According to the South African Society of Sleep Medicine (SASSM): “Sleep is actually made up of two separate and distinctly different states: ‘non-rapid eye movement sleep (NREM sleep) and ‘rapid eye movement sleep’ (REM sleep) or dreaming sleep.”
It seems like the most natural thing to do – sleep; but for thousands of South Africans suffering from sleep disorders bedtime offers everything but that.
“Known sleep disorders include people who suffer from sleep apnoea in which there are breaks or pauses in a person’s breathing during sleep,” she said.
A research student in Scheuermaier’s faculty conducted a study in 2013, in which 200 people were participants.
“We did the study in Soweto, with people mainly around their fifties and mainly female and asked them basic questions around their sleeping patterns. The study revealed that 30% of them had symptoms of sleep apnoea – which means that if we put them in our lab for tests, 80% would probably test positive for sleep apnoea.”
According to Scheuermaier, it is “completely under-diagnosed” in the country and there are almost no facilities in the public sector to detect or screen for it.
The treatment is as “simple” as using a continuous positive airway pressure device in which a mask is worn over the nose during sleep to help push air through the upper airway to allow normal breathing.
“And while sleep disorder screening isn’t prioritised in the public health-care budget, it could make big savings in the health system.
“We know that sleep has a correlation to hypertension as well as obesity.
“Sleep apnoea is also an independent factor of mortality because some people do just stop breathing in their sleep”, she said.
With the increase in non-communicable diseases across the world, Scheuermaier said it was critical the country also focus on treatment of sleep disorders.
Did you know?
Sleep plays a role in adding to obesity and cardiac disease by regulating two hormones, leptin and ghrelin, which influence the energy balance of the body as well as appetite levels.
“People with sleep apnoea often feel hungrier and tend to snack a lot – yet if you sleep well, you have less of those midnight cravings. If you sleep well, you also lose weight better and have the energy to do exercise. The other thing we know, is that people with sleep apnoea tend to develop Type 2 diabetes,” Scheuermaier said.
A more commonly known sleep disorder, insomnia, affects about 30-40% of adults within any given year about with about 10-15% indicating it as chronic and/or severe, according to SASSM.
And often, insomnia and mental disorders such as depression correlate.
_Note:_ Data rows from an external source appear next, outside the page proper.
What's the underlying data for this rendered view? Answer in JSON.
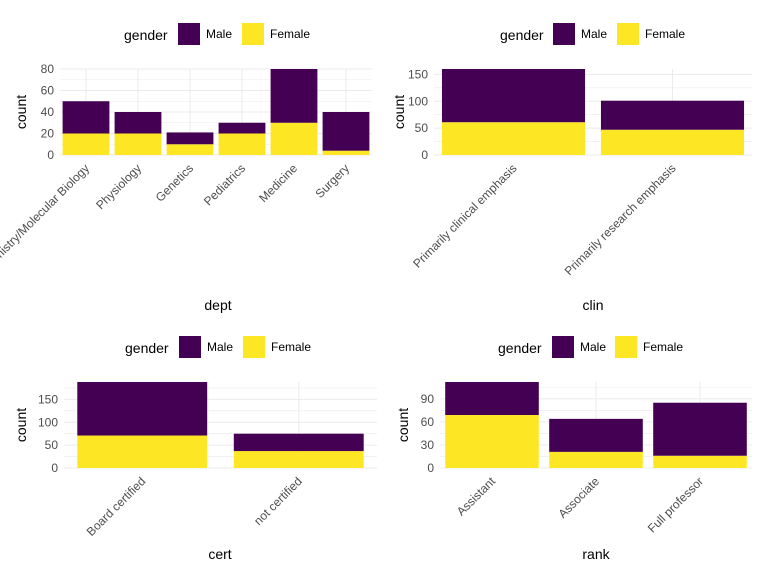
{
  "colors": {
    "male": "#440154",
    "female": "#FDE725",
    "grid": "#ebebeb",
    "tick_text": "#4d4d4d"
  },
  "chart_data": [
    {
      "type": "bar",
      "stacked": true,
      "legend": {
        "title": "gender",
        "position": "top",
        "entries": [
          "Male",
          "Female"
        ]
      },
      "xlabel": "dept",
      "ylabel": "count",
      "categories": [
        "Biochemistry/Molecular Biology",
        "Physiology",
        "Genetics",
        "Pediatrics",
        "Medicine",
        "Surgery"
      ],
      "series": [
        {
          "name": "Male",
          "values": [
            30,
            20,
            11,
            10,
            50,
            36
          ]
        },
        {
          "name": "Female",
          "values": [
            20,
            20,
            10,
            20,
            30,
            4
          ]
        }
      ],
      "ylim": [
        0,
        80
      ],
      "yticks": [
        0,
        20,
        40,
        60,
        80
      ],
      "grid": true
    },
    {
      "type": "bar",
      "stacked": true,
      "legend": {
        "title": "gender",
        "position": "top",
        "entries": [
          "Male",
          "Female"
        ]
      },
      "xlabel": "clin",
      "ylabel": "count",
      "categories": [
        "Primarily clinical emphasis",
        "Primarily research emphasis"
      ],
      "series": [
        {
          "name": "Male",
          "values": [
            99,
            54
          ]
        },
        {
          "name": "Female",
          "values": [
            61,
            47
          ]
        }
      ],
      "ylim": [
        0,
        160
      ],
      "yticks": [
        0,
        50,
        100,
        150
      ],
      "grid": true
    },
    {
      "type": "bar",
      "stacked": true,
      "legend": {
        "title": "gender",
        "position": "top",
        "entries": [
          "Male",
          "Female"
        ]
      },
      "xlabel": "cert",
      "ylabel": "count",
      "categories": [
        "Board certified",
        "not certified"
      ],
      "series": [
        {
          "name": "Male",
          "values": [
            117,
            38
          ]
        },
        {
          "name": "Female",
          "values": [
            71,
            37
          ]
        }
      ],
      "ylim": [
        0,
        188
      ],
      "yticks": [
        0,
        50,
        100,
        150
      ],
      "grid": true
    },
    {
      "type": "bar",
      "stacked": true,
      "legend": {
        "title": "gender",
        "position": "top",
        "entries": [
          "Male",
          "Female"
        ]
      },
      "xlabel": "rank",
      "ylabel": "count",
      "categories": [
        "Assistant",
        "Associate",
        "Full professor"
      ],
      "series": [
        {
          "name": "Male",
          "values": [
            43,
            43,
            69
          ]
        },
        {
          "name": "Female",
          "values": [
            69,
            21,
            16
          ]
        }
      ],
      "ylim": [
        0,
        112
      ],
      "yticks": [
        0,
        30,
        60,
        90
      ],
      "grid": true
    }
  ]
}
According to Scheuermaier, causes of insomnia can be broken down into the “3 Ps” – namely: predisposing (having genetic relation), precipitating (caused by stress, death, divorce, etc) and perpetuating factors such as having bad habits and needing a night ritual to have normal sleep.
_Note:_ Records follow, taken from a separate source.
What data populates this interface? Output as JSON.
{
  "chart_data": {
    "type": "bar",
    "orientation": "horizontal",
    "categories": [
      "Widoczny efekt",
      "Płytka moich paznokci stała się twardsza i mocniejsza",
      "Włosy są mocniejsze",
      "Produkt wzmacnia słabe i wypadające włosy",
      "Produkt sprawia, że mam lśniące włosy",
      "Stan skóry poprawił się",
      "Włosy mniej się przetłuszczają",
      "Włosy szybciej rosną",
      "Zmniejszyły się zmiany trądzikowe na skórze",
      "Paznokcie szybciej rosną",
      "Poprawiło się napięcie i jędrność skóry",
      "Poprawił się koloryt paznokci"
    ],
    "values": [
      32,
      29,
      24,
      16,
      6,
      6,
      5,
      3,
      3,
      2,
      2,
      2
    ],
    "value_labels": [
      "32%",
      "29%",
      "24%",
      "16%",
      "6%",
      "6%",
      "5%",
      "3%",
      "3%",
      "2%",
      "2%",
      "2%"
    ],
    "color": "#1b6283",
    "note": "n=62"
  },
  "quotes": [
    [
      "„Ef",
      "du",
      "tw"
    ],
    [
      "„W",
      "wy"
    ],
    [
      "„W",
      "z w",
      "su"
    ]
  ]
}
“Chronic insomnia is a state of hyper arousal for most people affecting the sympathetic nervous system that governs your fight-or-flight response, as well as your para-sympathetic nervous system governing the rest and digest response.
How we treat chronic insomnia is complex as it involves a combination of medical and cognitive behavioural therapy to condition people not to stress about sleep and remember that sleep is natural,” she said.
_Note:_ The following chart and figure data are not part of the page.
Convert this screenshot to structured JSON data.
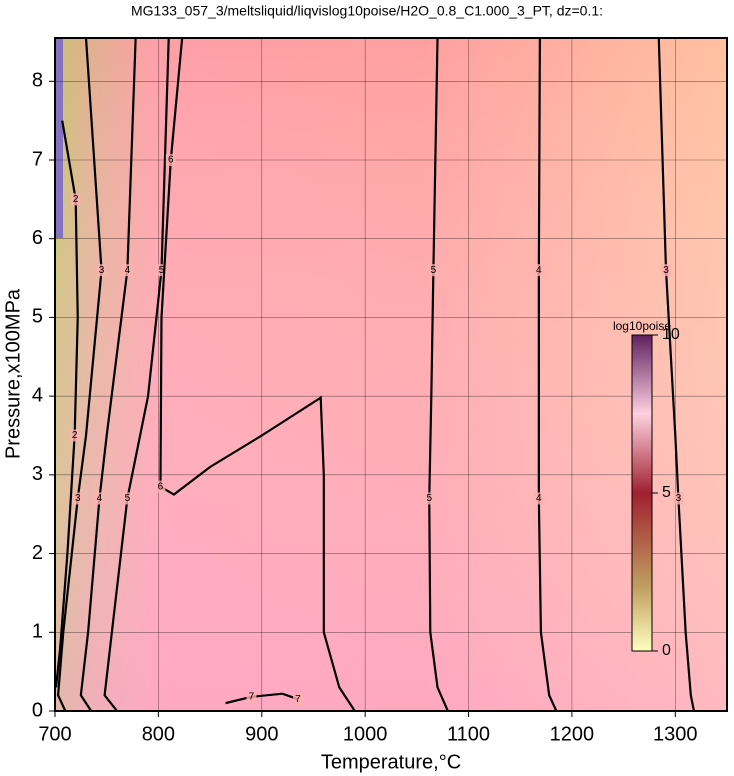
{
  "chart_data": {
    "type": "contour",
    "title": "MG133_057_3/meltsliquid/liqvislog10poise/H2O_0.8_C1.000_3_PT, dz=0.1:",
    "x_label": "Temperature,°C",
    "y_label": "Pressure,x100MPa",
    "xlim": [
      700,
      1350
    ],
    "ylim": [
      0,
      8.55
    ],
    "xticks": [
      700,
      800,
      900,
      1000,
      1100,
      1200,
      1300
    ],
    "yticks": [
      0,
      1,
      2,
      3,
      4,
      5,
      6,
      7,
      8
    ],
    "grid": true,
    "contours": [
      {
        "level": 2,
        "points": [
          [
            707,
            7.5
          ],
          [
            720,
            6.5
          ],
          [
            722,
            5.0
          ],
          [
            719,
            3.5
          ],
          [
            712,
            2.0
          ],
          [
            705,
            0.8
          ],
          [
            701,
            0.3
          ]
        ]
      },
      {
        "level": 3,
        "points": [
          [
            730,
            8.55
          ],
          [
            745,
            5.6
          ],
          [
            730,
            3.5
          ],
          [
            722,
            2.7
          ],
          [
            708,
            1.0
          ],
          [
            703,
            0.2
          ],
          [
            710,
            0
          ]
        ]
      },
      {
        "level": 4,
        "points": [
          [
            778,
            8.55
          ],
          [
            770,
            5.6
          ],
          [
            750,
            3.5
          ],
          [
            743,
            2.7
          ],
          [
            732,
            1.0
          ],
          [
            725,
            0.2
          ],
          [
            735,
            0
          ]
        ]
      },
      {
        "level": 5,
        "points": [
          [
            810,
            8.55
          ],
          [
            803,
            5.6
          ],
          [
            790,
            4.0
          ],
          [
            770,
            2.7
          ],
          [
            755,
            1.0
          ],
          [
            748,
            0.2
          ],
          [
            760,
            0
          ]
        ]
      },
      {
        "level": 6,
        "points": [
          [
            823,
            8.55
          ],
          [
            812,
            7.0
          ],
          [
            803,
            5.0
          ],
          [
            802,
            2.85
          ],
          [
            815,
            2.75
          ],
          [
            850,
            3.1
          ],
          [
            900,
            3.5
          ],
          [
            957,
            3.98
          ],
          [
            960,
            3.0
          ],
          [
            960,
            1.0
          ],
          [
            975,
            0.3
          ],
          [
            990,
            0
          ]
        ]
      },
      {
        "level": 7,
        "points": [
          [
            865,
            0.1
          ],
          [
            890,
            0.18
          ],
          [
            920,
            0.22
          ],
          [
            935,
            0.15
          ]
        ]
      },
      {
        "level": 5,
        "points": [
          [
            1070,
            8.55
          ],
          [
            1066,
            5.6
          ],
          [
            1064,
            4.0
          ],
          [
            1062,
            2.7
          ],
          [
            1063,
            1.0
          ],
          [
            1070,
            0.3
          ],
          [
            1080,
            0
          ]
        ]
      },
      {
        "level": 4,
        "points": [
          [
            1169,
            8.55
          ],
          [
            1168,
            5.6
          ],
          [
            1168,
            4.0
          ],
          [
            1168,
            2.7
          ],
          [
            1170,
            1.0
          ],
          [
            1178,
            0.2
          ],
          [
            1185,
            0
          ]
        ]
      },
      {
        "level": 3,
        "points": [
          [
            1284,
            8.55
          ],
          [
            1291,
            5.6
          ],
          [
            1300,
            3.5
          ],
          [
            1303,
            2.7
          ],
          [
            1310,
            1.0
          ],
          [
            1315,
            0.2
          ],
          [
            1318,
            0
          ]
        ]
      }
    ],
    "colorbar": {
      "title": "log10poise",
      "lim": [
        0,
        10
      ],
      "ticks": [
        0,
        5,
        10
      ]
    }
  }
}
Scheuermaier said it was important for people to learn about sleep hygiene, particularly now that people go to bed still using their cellphones.
“We have a natural biological wake clock; if you get very bright light very early in the morning, it resets your body clock.
“Artificial light has a very acute effect – particularly cellphone light. You feel more alert while scrolling through a phone, almost like taking caffeine.
“Cellphones are full of blue light and the cells connected to our retina are very sensitive to blue light. And while some phones have a setting for the night, even the lowest brightness setting on a phone is still very bright because we look at cellphones around 20cm from our faces”.
She also advised against taking stimulants such as caffeine in coffee and tea and alcohol.